Around the turn of the millennium, Takaaki Kajita presented the discovery that neutrinos from the atmosphere switch between two identities on their way to the Super-Kamiokande detector in Japan.
Meanwhile, the research group in Canada led by Arthur B. McDonald could demonstrate that the neutrinos from the Sun were not disappearing on their way to Earth. Instead they were captured with a different identity when arriving to the Sudbury Neutrino Observatory.
A neutrino puzzle that physicists had wrestled with for decades had been resolved. Compared to theoretical calculations of the number of neutrinos, up to two thirds of the neutrinos were missing in measurements performed on Earth. Now, the two experiments discovered that the neutrinos had changed identities.
The discovery led to the far-reaching conclusion that neutrinos, which for a long time were considered massless, must have some mass, however small.
The discovery rewarded with this year’s Nobel Prize in Physics has yielded crucial insights into the all but hidden world of neutrinos. After photons, the particles of light, neutrinos are the most numerous in the entire cosmos. Earth is bombarded constantly by them.

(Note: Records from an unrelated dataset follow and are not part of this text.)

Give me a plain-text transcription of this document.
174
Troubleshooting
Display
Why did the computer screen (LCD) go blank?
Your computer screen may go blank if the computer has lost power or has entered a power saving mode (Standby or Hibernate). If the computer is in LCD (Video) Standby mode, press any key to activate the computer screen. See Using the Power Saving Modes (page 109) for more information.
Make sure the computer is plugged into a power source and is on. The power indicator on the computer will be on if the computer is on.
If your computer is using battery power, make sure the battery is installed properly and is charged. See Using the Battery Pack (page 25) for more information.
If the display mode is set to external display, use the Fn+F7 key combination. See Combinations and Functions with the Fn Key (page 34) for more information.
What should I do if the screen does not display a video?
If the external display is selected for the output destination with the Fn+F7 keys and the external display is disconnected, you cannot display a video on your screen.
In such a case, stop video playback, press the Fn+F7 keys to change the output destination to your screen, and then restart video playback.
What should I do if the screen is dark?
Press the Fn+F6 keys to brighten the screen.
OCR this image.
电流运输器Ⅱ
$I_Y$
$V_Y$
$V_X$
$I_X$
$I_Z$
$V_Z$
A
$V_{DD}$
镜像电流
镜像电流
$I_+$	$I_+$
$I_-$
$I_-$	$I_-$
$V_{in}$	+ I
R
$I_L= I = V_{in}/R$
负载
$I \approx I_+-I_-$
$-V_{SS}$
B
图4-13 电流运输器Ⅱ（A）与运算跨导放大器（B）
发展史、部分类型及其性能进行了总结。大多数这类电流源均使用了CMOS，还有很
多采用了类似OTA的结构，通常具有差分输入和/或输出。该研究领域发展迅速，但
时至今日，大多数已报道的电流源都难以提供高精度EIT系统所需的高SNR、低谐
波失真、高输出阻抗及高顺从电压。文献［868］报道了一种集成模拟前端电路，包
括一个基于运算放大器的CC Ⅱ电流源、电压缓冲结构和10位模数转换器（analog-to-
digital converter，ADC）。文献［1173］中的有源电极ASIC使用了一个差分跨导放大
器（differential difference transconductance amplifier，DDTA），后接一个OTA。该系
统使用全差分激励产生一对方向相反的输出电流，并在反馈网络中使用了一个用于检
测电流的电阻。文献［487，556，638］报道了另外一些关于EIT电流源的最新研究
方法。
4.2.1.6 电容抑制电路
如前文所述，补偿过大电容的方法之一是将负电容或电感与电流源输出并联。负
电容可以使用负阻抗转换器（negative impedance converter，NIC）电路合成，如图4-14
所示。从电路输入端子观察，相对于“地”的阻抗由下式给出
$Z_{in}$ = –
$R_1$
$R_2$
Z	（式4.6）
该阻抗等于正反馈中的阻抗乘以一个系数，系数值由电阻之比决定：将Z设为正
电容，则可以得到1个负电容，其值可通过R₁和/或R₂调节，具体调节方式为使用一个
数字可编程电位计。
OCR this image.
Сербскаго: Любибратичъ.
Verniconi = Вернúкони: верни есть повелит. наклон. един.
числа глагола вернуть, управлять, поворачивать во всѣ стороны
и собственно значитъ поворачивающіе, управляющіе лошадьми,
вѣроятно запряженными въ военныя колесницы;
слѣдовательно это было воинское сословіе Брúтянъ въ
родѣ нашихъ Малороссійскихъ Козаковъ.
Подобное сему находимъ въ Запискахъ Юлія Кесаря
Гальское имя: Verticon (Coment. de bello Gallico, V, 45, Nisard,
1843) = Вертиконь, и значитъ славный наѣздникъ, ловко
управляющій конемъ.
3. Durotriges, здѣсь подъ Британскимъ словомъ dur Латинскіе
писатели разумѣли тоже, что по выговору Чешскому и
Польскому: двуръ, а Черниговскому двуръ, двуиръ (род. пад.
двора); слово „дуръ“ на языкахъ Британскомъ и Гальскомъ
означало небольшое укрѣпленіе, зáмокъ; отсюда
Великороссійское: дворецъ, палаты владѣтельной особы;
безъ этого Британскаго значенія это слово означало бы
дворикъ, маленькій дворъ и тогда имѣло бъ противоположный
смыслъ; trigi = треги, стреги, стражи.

Many neutrinos are created in reactions between cosmic radiation and Earth’s atmosphere. Others are produced in nuclear reactions inside the Sun. Thousands of billions of neutrinos are streaming through our bodies each second. Hardly anything can stop them passing; neutrinos are nature’s most elusive elementary particles.
Now the experiments continue, and intense activity is underway worldwide in order to capture neutrinos and examine their properties. New discoveries about their deepest secrets are expected to change our current understanding of the history, structure, and future fate of the universe.